If that isn’t enough to whet your interest, let me suggest that you cannot understand the dot-com phenomenon or the real estate bust nearly as readily without studying how it’s all happened before.  Remember, nearly $1 and ½ trillion was invested in Internet stocks by some of the savviest investors in the world.  When it was all said and done, that trillion and a half had been reduced to less than $100 billion. We all lived through it.   But some of us sidestepped it.  I attribute that partly to my recollections of readings from this book.


By understanding the patterns of greed and hope, and the ready willingness of charlatans to step forward to give us what we want, we might avoid the pitfalls that inevitably follow.  If you understand that, when someone utters the words, “This time it’s different” you are in the end-stages of a popular mania and can extricate yourself, you just might save your entire fortune.  I’m guessing that the rank-and-file Enron employees, who sunk their entire life savings into Enron stock, wish they would have done so.


This book is more than a book on intelligent investing – it is really a classic in critical thinking.  Anyone can learn how to read a chart or throw bones into a circle, but this book will teach you about human psychology.  That is how you beat the market, since it is always a marketplace of humans motivated by fear, greed, hope, arrogance and all the other human emotions, good and ill...      




What I take for action from this re-reading of Extraordinary Popular Delusions and the Madness of Crowds is that the “prevailing wisdom” is less about wisdom than it is the prevailing combination of hopes, fears, greed, arrogance, wishes and prayers that enough people fervently want to believe in.  And that man is a social animal influenced by others in his social, business, personal, reading or Internet-surfing circle, a circle he defines based upon his own biases, upbringing, prejudices, experience, and the comments and approbation or criticism from those around him.
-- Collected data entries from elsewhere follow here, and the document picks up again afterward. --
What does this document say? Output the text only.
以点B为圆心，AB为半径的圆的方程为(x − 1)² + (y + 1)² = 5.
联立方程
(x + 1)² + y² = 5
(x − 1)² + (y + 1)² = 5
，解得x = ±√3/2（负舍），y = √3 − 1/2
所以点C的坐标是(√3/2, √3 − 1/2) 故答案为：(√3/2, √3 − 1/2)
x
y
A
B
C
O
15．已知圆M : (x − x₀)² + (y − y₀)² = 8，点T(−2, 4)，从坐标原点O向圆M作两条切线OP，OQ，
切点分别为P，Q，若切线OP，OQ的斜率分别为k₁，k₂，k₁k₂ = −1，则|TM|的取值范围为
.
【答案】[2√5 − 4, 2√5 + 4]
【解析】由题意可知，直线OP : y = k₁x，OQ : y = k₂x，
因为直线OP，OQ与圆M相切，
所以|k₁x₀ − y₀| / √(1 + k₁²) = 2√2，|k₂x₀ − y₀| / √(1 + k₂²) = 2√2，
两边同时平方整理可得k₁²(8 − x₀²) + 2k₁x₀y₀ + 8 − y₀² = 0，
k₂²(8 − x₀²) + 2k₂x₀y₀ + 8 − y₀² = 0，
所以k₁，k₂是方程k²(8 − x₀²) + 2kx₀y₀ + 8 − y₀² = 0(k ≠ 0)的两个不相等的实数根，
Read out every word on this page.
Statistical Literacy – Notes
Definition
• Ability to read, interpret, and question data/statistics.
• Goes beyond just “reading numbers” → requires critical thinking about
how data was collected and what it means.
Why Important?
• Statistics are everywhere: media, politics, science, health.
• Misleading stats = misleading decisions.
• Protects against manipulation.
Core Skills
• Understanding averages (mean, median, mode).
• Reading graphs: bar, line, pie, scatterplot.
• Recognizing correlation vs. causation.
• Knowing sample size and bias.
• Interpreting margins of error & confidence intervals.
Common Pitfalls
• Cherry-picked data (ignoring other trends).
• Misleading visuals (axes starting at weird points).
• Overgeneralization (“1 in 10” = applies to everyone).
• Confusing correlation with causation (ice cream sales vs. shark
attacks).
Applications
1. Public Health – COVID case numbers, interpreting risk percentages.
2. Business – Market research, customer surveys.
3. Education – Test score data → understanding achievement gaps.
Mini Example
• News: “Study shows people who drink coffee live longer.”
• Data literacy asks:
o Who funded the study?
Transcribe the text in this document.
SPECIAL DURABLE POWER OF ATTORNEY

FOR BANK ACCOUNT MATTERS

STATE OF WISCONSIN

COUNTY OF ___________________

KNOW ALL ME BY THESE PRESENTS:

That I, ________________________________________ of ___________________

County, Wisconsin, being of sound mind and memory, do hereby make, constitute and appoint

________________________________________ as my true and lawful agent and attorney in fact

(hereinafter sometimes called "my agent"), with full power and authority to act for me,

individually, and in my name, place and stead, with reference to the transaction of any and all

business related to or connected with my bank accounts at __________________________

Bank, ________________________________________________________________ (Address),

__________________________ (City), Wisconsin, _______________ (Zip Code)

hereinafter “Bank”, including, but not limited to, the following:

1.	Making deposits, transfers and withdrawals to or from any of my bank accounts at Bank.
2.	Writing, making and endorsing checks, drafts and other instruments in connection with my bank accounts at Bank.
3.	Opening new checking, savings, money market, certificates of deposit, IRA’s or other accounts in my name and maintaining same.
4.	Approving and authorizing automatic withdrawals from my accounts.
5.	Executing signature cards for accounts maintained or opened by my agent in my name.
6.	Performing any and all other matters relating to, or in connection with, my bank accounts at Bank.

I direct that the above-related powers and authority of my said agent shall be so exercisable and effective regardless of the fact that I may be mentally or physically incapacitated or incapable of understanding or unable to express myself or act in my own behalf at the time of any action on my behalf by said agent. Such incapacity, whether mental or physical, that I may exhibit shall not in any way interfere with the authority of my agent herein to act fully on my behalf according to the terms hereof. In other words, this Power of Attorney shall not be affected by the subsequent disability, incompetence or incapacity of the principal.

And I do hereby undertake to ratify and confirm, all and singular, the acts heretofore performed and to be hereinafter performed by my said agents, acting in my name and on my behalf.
So, in 1929, many years after Mackay wrote this little gem, that combination of hopes, fears, wishes and prayers that enough people fervently want to believe in led them to believe they were on a permanently high plateau from which companies could never fall.  In 2000, the same geist / sentiment prevailed in regards to dot-com companies.  It was The New Economy, A New Paradigm, The New Reality.  No it wasn’t.  Any more than home prices, circa 2006, could never fall in San Francisco, Las Vegas, Miami or wherever the proponent of exponential growth wanted so fervently to believe in.


And in 2010, when all those around me are investing as if there will never be another correction, retrenchment, or minor or major pullback, I am quite comfortable under-performing the market for 10 or 12 weeks and sticking with high dividend-paying equities and bond funds with 1-3 year maximum maturities, while shorting US Treasuries via the ProShares UltraShort 20+ Year Treasury ETF (TBT) or the Direxion Daily 30 YR Treasury Bear 3X (TMV) (Yes, as I always caveat, recognizing the inherent volatility of leveraged and daily-settled ETFs, all well-detailed in previous articles and comments.)  For some other income ideas and a volatility play (NYSEARCA:VXX) check here and in numerous previous articles.

Author's Disclosure: We and / or clients for whom these investments are appropriate, are still long NRP, PVR, ATLIF.PK, NZT, FTE, TBT, TIP, NSL, PFL, TMV and VXX – all with trailing stops, and all while still maintaining a good cash cushion.